Paul biya relance le conseil supérieur de la magistrature au Cameroun
Paul Biya relance le Conseil supérieur de la magistrature au Cameroun

La nomination des quatorze membres du Conseil supérieur de la magistrature, annoncée début juin, marque un tournant après plus de cinq ans d’inactivité quasi totale de cette instance clé. Cette décision présidentielle, attendue avec impatience par le monde judiciaire, pourrait redonner un souffle à une justice camerounaise en proie à des blocages structurels.
Chargé d’encadrer la carrière des magistrats et de garantir l’indépendance du pouvoir judiciaire, le Conseil n’avait plus siégé depuis 2020. Son dysfonctionnement prolongé a eu des répercussions majeures : gel des promotions, retard dans les recrutements et paralysie partielle de l’appareil judiciaire.

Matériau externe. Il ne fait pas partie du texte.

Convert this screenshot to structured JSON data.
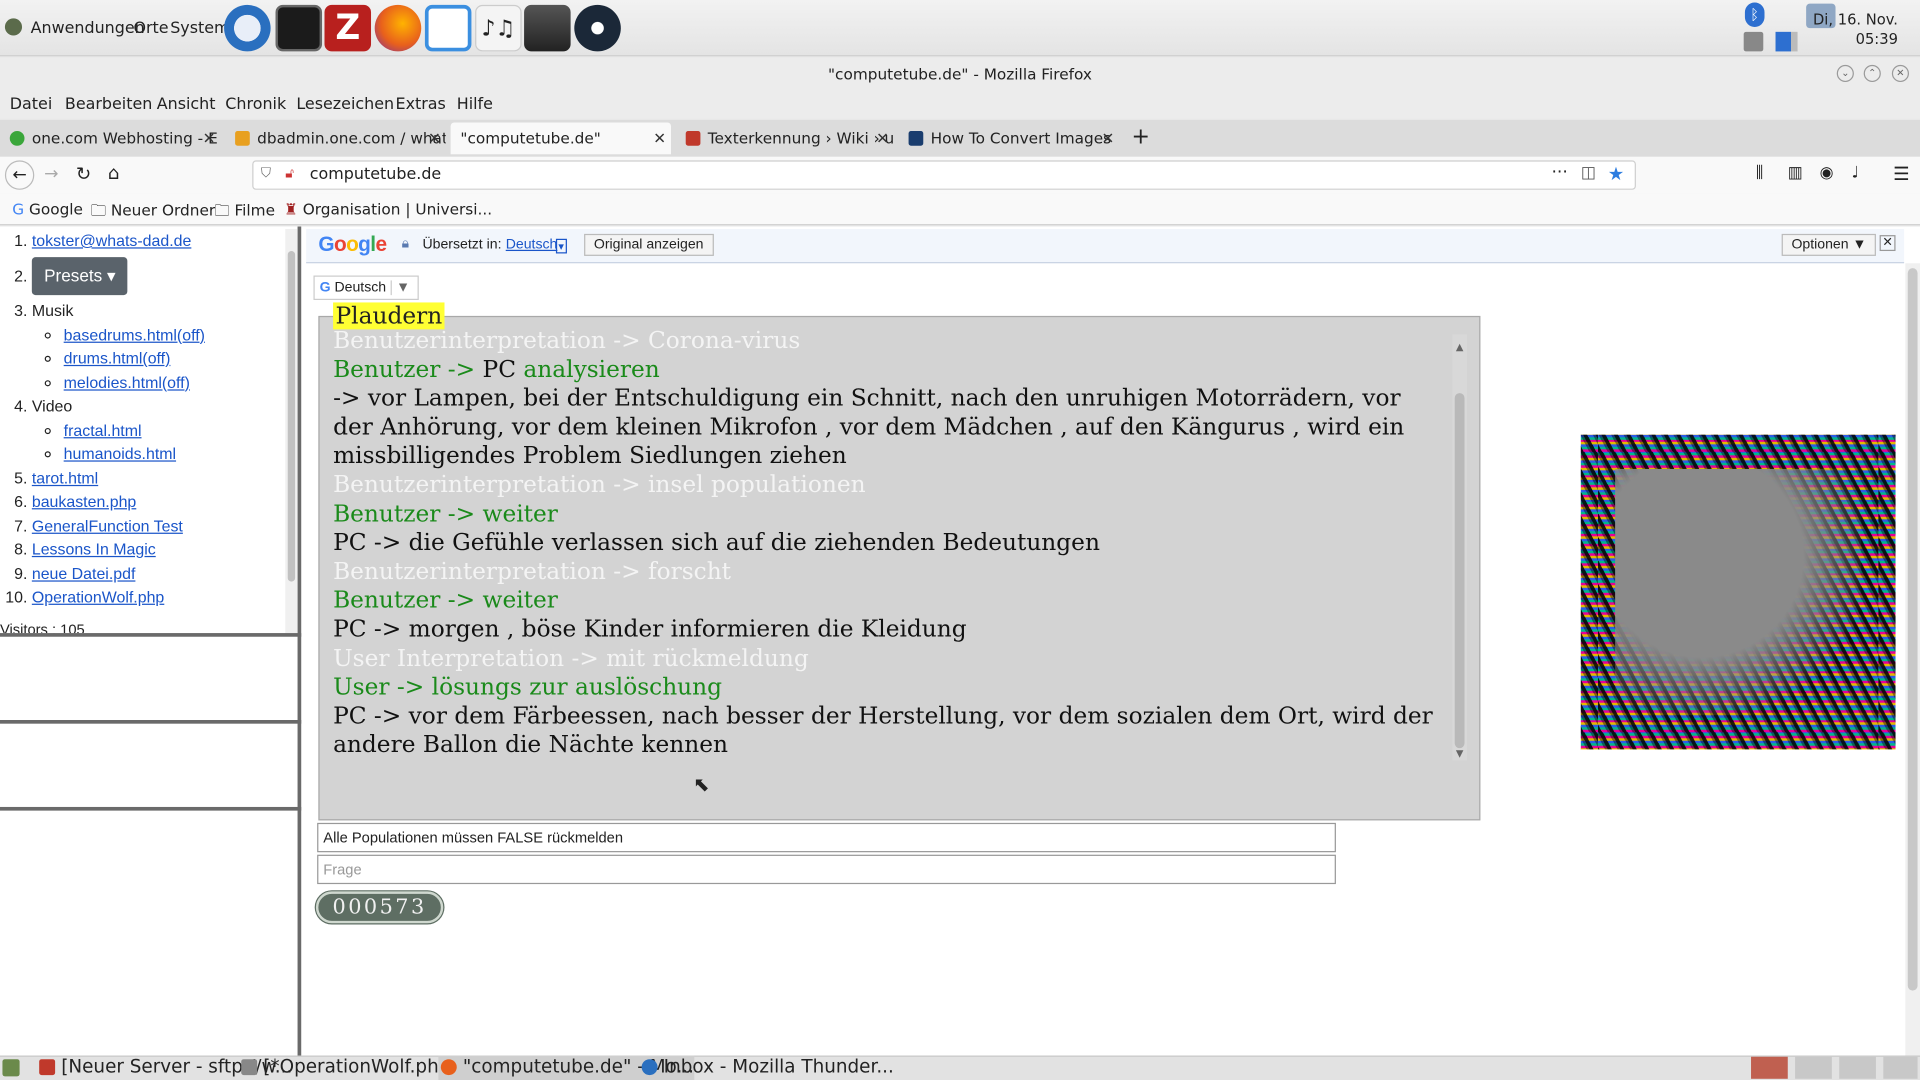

Les nouveaux membres, désignés pour un mandat de cinq ans, ont désormais pour mission de restaurer une dynamique institutionnelle essentielle au bon fonctionnement de la justice.
Des espoirs de reprise après des années de blocages
Parmi les dossiers urgents figurent notamment l’intégration des centaines de magistrats fraîchement formés, bloqués depuis des années sans pouvoir exercer. Le Conseil devra également trancher sur la nomination des magistrats du siège et du parquet, ainsi que sur la gestion des carrières, gelées depuis trop longtemps. Cette relance intervient dans un contexte où l’efficacité du système judiciaire est plus que jamais scrutée.
Certains analystes y voient également un premier pas vers d’autres annonces politiques majeures, comme la formation du nouveau gouvernement ou la nomination du vice-président, toujours vacante depuis sa création en avril dernier. Une étape symbolique qui pourrait ouvrir la voie à une série de mesures attendues pour moderniser les institutions camerounaises.